Shepheard and Epstein intended that campus buildings should have a mix of uses: ‘a fruit salad of functions’. That concept is echoed in the range of facilities and flexible spaces within the Management School. The ground floor contains a lecture theatre, seminar rooms and a social learning space, so teaching and informal study animate the building throughout the day. Above, three floors of office accommodation are arranged on a rational, regular grid to allow a mix of cellular rooms and open-plan areas, with partitions that can be reconfigured as needed. This flexibility supports a broader aim to create academic space that can respond to new styles of teaching, and accommodate changing organisational structures without major alteration.

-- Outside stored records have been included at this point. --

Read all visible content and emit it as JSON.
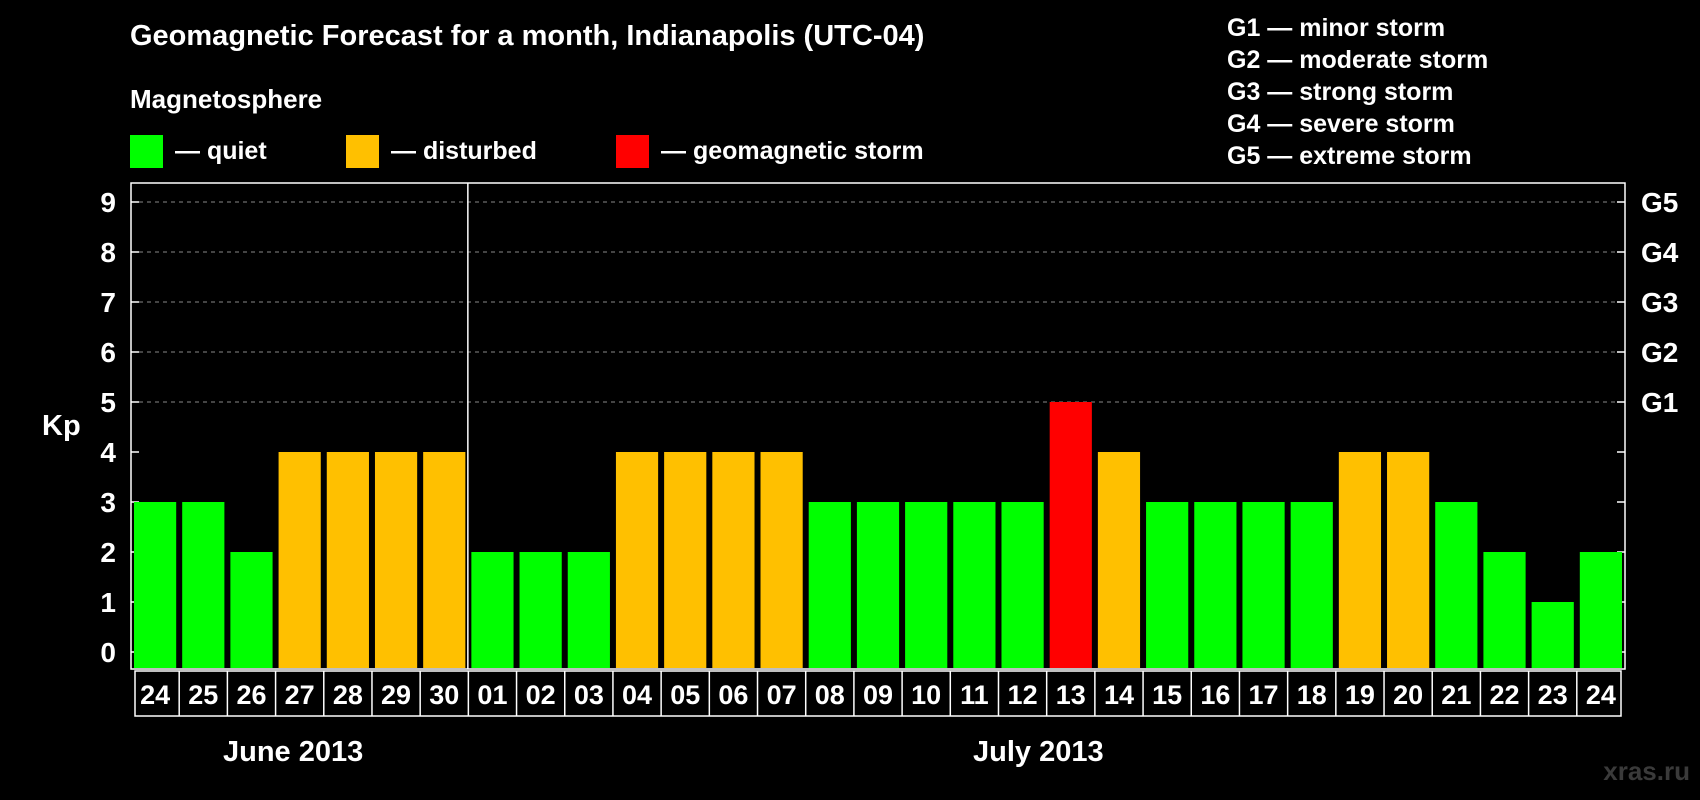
{
  "title": "Geomagnetic Forecast for a month, Indianapolis (UTC-04)",
  "magnetosphere_label": "Magnetosphere",
  "legend": [
    {
      "label": "— quiet",
      "color": "#00ff00"
    },
    {
      "label": "— disturbed",
      "color": "#ffc000"
    },
    {
      "label": "— geomagnetic storm",
      "color": "#ff0000"
    }
  ],
  "g_scale": [
    "G1 — minor storm",
    "G2 — moderate storm",
    "G3 — strong storm",
    "G4 — severe storm",
    "G5 — extreme storm"
  ],
  "months": [
    {
      "label": "June 2013"
    },
    {
      "label": "July 2013"
    }
  ],
  "watermark": "xras.ru",
  "chart_data": {
    "type": "bar",
    "ylabel": "Kp",
    "ylim": [
      0,
      9
    ],
    "y_ticks": [
      0,
      1,
      2,
      3,
      4,
      5,
      6,
      7,
      8,
      9
    ],
    "right_axis_labels": [
      {
        "value": 5,
        "label": "G1"
      },
      {
        "value": 6,
        "label": "G2"
      },
      {
        "value": 7,
        "label": "G3"
      },
      {
        "value": 8,
        "label": "G4"
      },
      {
        "value": 9,
        "label": "G5"
      }
    ],
    "grid": "dashed horizontal",
    "categories": [
      "24",
      "25",
      "26",
      "27",
      "28",
      "29",
      "30",
      "01",
      "02",
      "03",
      "04",
      "05",
      "06",
      "07",
      "08",
      "09",
      "10",
      "11",
      "12",
      "13",
      "14",
      "15",
      "16",
      "17",
      "18",
      "19",
      "20",
      "21",
      "22",
      "23",
      "24"
    ],
    "values": [
      3,
      3,
      2,
      4,
      4,
      4,
      4,
      2,
      2,
      2,
      4,
      4,
      4,
      4,
      3,
      3,
      3,
      3,
      3,
      5,
      4,
      3,
      3,
      3,
      3,
      4,
      4,
      3,
      2,
      1,
      2
    ],
    "colors": {
      "quiet": "#00ff00",
      "disturbed": "#ffc000",
      "storm": "#ff0000"
    },
    "month_boundary_after_index": 6
  }
}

Low cost, high performance
Two additional requirements added to the design challenge – a notably modest budget for a high-calibre academic building, and ambitious targets for sustainability. A BREEAM ‘excellent’ rating was achieved through active and passive measures, including the effective solar shading provided by the articulation of the facade, the use of daylight drawn through the atrium to reduce reliance on artificial lighting, and continuous collection of microclimate data through the Building Management System to ensure efficiency in heating and ventilation. The efficient plan and limited number of robust, high-quality materials contributed to both economy and longevity. Sustainability, pragmatism and concerns for conviviality have shaped a building that addresses the history of the estate together with contemporary academic needs and longer-term aspirations for campus life.